The group I was with followed their compasses all the way, referring to their maps occasionally to ensure they were not off course. Another group followed the map features all the way, using the topography, streams, and occasional compass headings to guide them at junctures. And the third group followed existing trails in the woods, using their compasses to guide them in the right directions occassionally since the trail system was not designed to travel the direction we were traveling in. All three groups arrived at the end within 3 minutes of each other.
Reflecting on the day, I couldn’t help but see the analogy to life. We all start and end in the same place, but we all take different routes in between. Some follow their moral compass no matter where it leads them. We all know that doing the right thing is rarely the easiest way, but it does help us to reach our destination comfortable with our lives and actions. Some follow the obvious clues in life, jumping from step to step, occassilnally checking in with their moral and spiritual guides. And others follow the path of least resistance, still keeping some guidance but using a more circuitous route.

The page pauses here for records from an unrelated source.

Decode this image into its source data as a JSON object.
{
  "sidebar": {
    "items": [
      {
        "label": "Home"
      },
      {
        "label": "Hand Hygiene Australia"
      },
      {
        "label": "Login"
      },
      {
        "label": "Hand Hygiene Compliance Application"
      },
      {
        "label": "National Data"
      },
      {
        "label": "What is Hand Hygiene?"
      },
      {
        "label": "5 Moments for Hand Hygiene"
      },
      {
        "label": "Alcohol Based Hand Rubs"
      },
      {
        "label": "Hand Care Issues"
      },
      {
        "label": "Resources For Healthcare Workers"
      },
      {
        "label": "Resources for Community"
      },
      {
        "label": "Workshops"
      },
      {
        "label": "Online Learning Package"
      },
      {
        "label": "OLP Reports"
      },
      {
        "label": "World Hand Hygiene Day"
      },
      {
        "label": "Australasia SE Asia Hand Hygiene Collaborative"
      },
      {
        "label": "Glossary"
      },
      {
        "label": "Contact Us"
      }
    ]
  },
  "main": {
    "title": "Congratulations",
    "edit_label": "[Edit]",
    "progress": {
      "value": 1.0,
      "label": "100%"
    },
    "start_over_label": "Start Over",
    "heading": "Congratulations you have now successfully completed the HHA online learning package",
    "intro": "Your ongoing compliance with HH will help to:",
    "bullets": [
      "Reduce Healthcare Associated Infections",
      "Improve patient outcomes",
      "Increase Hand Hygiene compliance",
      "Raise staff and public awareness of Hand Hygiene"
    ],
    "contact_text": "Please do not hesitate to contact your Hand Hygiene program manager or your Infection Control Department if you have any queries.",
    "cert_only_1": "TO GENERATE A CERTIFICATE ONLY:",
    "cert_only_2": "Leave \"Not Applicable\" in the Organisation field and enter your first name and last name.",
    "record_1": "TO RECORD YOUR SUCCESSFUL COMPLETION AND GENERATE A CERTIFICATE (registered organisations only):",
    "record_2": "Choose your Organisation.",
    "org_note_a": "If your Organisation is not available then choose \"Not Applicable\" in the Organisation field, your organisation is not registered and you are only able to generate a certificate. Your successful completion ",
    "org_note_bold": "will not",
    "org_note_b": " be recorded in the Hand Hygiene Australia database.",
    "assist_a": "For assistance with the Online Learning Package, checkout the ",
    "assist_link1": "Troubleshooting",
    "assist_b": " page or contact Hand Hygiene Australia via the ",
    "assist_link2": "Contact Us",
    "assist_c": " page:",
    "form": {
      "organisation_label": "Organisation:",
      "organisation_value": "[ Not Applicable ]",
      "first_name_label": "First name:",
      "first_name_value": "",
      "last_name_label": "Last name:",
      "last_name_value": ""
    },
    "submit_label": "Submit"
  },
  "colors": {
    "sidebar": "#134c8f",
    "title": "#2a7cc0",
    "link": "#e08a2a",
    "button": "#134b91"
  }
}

So, as we enter the spring season and marvel at the wondrous rebirth of nature, it is a good time for us all to reflect on our paths. While we all travel different routes, our compasses should all point the same way. As you plot your personal route, make sure it passes through an occasional minyan and Shabbat service. These are our rendezvous points along our Jewish journeys. A minyan is a nice quick rest stop on the trail, a 15 minute break where we can orient the compass and check the map. A Shabbat service is a longer break where we can rest, refill our canteens, check our compasses and maps, and then head back out refreshed and refocused for another week. Services are also a place for each of us to check in with each other, see how our friends are doing, and get caught up on community events. (Kind of like an off-line Facebook for those of you who are tech savvy.) Sometimes we need personal motivation from our friends to continue on our journeys, and the Temple is just the place to get it. If you are not sure how to get started, just come to a Shabbat service and you will be surprised at just how easy it is to reorient that compass.